とりあえず、近くに座っていた女の子に声をかけてみる。
「本当に、これで全員なんですか?」
「みたいですね。私もびっくりしました」
そうしているうちに、みんなが集まってきた。ちょっと規模の大きな桜小路会をやっているようだ。
その中でそれぞれ自己紹介をしたり、メールアドレスや電話番号の交換をしたりして、あっという間に全員と仲良くなってしまった。

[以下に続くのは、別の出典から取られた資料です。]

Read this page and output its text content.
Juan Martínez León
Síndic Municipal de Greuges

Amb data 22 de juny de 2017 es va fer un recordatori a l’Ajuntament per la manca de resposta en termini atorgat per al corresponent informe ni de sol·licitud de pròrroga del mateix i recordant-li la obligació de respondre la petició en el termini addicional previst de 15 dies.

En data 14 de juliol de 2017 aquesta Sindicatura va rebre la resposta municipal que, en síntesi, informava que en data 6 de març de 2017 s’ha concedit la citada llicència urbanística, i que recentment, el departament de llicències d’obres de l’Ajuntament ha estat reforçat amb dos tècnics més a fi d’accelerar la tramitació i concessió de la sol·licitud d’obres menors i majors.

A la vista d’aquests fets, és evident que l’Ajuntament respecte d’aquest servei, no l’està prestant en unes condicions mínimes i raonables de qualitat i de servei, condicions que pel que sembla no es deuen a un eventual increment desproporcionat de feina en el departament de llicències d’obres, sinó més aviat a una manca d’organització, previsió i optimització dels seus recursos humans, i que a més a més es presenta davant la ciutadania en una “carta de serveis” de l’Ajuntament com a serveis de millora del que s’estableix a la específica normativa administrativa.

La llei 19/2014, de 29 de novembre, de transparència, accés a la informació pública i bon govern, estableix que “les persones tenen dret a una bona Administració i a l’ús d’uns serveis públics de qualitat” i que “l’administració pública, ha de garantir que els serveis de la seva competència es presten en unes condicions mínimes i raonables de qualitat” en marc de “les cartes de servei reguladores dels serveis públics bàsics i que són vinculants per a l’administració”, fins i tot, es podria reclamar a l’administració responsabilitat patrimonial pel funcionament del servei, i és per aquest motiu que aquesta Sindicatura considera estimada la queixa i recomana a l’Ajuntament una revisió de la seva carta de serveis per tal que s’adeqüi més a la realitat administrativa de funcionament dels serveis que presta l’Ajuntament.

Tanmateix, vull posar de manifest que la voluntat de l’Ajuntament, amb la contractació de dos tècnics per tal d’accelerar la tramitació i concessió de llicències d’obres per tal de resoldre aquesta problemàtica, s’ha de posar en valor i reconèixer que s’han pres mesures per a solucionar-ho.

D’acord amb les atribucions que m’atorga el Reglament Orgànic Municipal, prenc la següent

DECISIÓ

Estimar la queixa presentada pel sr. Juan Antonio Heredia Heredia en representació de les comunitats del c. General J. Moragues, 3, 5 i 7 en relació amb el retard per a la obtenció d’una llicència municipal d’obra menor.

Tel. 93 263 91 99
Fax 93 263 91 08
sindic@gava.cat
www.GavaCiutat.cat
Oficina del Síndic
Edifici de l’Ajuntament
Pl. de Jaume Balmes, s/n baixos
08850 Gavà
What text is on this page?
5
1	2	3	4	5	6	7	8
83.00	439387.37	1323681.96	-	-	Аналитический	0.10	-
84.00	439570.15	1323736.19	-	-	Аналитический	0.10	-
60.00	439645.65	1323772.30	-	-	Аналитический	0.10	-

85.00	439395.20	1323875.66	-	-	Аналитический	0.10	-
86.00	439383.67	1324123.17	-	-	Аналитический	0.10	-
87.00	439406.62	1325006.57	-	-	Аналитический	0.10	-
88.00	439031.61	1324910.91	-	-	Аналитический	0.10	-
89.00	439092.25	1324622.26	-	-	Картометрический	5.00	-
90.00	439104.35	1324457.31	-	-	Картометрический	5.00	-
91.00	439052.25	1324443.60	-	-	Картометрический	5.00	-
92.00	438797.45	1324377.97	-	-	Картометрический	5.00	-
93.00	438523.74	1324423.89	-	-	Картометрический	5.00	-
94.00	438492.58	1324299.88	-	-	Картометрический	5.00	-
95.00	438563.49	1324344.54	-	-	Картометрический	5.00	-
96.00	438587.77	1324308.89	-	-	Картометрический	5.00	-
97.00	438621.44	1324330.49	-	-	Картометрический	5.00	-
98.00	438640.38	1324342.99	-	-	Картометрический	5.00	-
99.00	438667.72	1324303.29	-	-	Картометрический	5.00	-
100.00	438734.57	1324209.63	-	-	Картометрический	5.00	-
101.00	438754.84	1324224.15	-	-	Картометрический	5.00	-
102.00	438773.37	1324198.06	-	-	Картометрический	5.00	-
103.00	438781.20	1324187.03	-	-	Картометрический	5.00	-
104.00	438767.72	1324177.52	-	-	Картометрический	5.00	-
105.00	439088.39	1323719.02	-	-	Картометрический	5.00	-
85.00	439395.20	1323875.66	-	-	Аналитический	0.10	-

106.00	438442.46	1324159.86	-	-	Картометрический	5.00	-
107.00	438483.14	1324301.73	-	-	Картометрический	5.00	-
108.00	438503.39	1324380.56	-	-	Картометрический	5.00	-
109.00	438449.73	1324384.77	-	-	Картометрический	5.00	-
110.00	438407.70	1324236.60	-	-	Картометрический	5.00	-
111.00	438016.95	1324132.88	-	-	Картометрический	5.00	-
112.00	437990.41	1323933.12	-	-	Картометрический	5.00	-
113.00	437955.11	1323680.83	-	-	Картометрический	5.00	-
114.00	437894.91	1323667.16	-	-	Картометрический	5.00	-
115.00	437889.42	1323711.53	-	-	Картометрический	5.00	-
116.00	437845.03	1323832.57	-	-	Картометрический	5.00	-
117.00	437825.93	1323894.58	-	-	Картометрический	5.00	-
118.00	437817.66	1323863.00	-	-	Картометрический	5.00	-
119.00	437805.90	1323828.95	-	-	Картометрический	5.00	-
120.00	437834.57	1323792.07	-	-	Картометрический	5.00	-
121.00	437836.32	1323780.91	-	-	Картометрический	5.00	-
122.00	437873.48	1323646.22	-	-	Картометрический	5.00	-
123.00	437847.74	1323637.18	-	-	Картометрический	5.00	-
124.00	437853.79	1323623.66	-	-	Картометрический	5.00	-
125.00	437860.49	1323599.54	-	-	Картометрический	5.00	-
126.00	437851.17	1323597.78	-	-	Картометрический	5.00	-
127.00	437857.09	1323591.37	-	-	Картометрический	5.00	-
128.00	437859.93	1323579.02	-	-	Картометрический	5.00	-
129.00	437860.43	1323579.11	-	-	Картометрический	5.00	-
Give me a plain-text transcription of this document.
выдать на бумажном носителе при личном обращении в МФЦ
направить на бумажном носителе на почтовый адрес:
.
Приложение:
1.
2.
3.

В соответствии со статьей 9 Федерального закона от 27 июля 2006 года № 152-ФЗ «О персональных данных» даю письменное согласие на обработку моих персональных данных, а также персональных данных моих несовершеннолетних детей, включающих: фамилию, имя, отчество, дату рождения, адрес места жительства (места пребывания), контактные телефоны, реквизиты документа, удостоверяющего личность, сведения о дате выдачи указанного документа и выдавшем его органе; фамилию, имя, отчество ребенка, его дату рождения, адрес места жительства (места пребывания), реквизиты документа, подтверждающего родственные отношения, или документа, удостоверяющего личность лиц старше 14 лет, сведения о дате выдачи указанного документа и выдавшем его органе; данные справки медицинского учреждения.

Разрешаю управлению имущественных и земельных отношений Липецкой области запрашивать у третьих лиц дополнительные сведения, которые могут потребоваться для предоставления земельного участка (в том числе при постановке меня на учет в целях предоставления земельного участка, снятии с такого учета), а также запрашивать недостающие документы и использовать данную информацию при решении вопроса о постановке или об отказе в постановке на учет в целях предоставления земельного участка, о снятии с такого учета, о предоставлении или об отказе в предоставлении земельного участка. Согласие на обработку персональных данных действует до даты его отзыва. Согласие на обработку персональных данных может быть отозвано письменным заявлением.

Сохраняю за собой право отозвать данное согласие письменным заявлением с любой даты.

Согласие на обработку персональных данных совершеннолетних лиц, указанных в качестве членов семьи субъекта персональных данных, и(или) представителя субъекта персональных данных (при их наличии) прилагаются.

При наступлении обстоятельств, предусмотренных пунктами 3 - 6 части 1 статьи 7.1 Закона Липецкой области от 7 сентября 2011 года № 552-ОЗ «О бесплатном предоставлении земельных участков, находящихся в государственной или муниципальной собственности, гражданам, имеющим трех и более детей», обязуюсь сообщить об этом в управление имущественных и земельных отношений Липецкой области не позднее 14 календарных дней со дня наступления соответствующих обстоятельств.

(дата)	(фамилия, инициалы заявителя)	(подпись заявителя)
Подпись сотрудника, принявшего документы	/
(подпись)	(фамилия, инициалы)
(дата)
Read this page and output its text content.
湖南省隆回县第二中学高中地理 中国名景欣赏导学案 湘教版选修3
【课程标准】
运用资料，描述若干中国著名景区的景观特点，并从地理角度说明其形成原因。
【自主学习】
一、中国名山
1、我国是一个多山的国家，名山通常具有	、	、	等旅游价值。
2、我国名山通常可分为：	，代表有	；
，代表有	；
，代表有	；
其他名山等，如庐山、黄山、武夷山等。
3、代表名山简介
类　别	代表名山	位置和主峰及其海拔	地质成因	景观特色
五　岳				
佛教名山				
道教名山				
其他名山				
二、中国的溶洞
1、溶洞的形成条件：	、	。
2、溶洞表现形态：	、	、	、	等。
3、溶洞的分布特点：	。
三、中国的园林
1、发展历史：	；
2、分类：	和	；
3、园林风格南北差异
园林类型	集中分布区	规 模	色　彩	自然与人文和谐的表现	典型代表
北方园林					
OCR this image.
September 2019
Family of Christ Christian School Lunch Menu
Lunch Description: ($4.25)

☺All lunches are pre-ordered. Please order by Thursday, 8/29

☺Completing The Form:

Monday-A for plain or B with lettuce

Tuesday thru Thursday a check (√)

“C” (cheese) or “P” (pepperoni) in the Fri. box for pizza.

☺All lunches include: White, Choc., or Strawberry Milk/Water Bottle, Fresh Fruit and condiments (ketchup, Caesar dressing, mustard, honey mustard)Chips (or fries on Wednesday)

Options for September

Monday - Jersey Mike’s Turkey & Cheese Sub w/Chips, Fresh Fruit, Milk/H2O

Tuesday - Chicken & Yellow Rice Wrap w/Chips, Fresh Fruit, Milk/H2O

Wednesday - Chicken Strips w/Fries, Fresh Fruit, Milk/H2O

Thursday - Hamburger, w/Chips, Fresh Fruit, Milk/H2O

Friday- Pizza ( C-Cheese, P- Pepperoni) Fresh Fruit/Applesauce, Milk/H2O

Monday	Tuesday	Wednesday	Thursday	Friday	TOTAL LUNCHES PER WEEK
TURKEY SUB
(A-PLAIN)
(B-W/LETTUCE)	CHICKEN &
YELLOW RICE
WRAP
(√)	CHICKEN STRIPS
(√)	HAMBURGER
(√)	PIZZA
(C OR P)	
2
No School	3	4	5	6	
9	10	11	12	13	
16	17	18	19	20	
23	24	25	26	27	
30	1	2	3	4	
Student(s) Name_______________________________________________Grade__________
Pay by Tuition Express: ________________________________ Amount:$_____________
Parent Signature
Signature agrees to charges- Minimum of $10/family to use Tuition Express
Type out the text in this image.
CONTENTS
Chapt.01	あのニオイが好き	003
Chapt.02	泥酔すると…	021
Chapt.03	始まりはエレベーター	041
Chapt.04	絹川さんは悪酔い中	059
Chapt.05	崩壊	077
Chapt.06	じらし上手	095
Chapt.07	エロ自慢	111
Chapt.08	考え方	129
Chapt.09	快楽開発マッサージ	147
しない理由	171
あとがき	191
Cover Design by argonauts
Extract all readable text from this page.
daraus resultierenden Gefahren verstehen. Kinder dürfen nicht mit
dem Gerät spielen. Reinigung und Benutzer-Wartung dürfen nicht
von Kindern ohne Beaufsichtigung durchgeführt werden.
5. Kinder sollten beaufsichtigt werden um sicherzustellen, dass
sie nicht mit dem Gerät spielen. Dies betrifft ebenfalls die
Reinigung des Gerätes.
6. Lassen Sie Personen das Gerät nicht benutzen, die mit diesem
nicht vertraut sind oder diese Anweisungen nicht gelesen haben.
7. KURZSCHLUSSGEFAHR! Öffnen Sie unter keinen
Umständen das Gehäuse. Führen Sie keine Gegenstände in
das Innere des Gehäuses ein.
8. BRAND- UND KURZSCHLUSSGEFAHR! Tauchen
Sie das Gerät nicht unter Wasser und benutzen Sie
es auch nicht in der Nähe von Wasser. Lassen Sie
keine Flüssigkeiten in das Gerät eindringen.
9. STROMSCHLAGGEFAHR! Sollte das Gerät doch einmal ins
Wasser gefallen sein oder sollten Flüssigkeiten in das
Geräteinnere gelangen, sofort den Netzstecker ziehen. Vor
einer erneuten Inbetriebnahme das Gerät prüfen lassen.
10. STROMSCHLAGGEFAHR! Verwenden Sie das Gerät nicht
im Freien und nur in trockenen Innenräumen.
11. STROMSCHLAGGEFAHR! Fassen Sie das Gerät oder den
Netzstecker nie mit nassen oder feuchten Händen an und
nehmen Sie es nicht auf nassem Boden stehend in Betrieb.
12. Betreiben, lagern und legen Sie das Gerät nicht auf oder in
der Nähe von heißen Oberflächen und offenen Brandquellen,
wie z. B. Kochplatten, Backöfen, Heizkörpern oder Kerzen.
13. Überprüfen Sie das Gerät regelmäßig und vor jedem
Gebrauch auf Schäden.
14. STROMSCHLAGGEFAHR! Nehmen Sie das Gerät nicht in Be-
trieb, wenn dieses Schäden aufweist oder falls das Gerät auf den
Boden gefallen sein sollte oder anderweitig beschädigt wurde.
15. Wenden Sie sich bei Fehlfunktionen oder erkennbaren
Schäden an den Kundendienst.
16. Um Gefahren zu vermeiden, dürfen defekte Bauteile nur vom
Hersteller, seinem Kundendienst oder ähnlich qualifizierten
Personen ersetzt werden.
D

桜小路会の延長みたいだな、と思いながら、新しい生活が楽しみになってきた。
場所を変えて、文学部福祉学科オリエンテーション会場。
百花と早希は隣同士の席にいた。新設学科だからか、新入生で会場はぎゅうぎゅうだ。
「あ、すいません、隣、いいですか?」
「どうぞ」
百花スマイルで席を一つ空ける。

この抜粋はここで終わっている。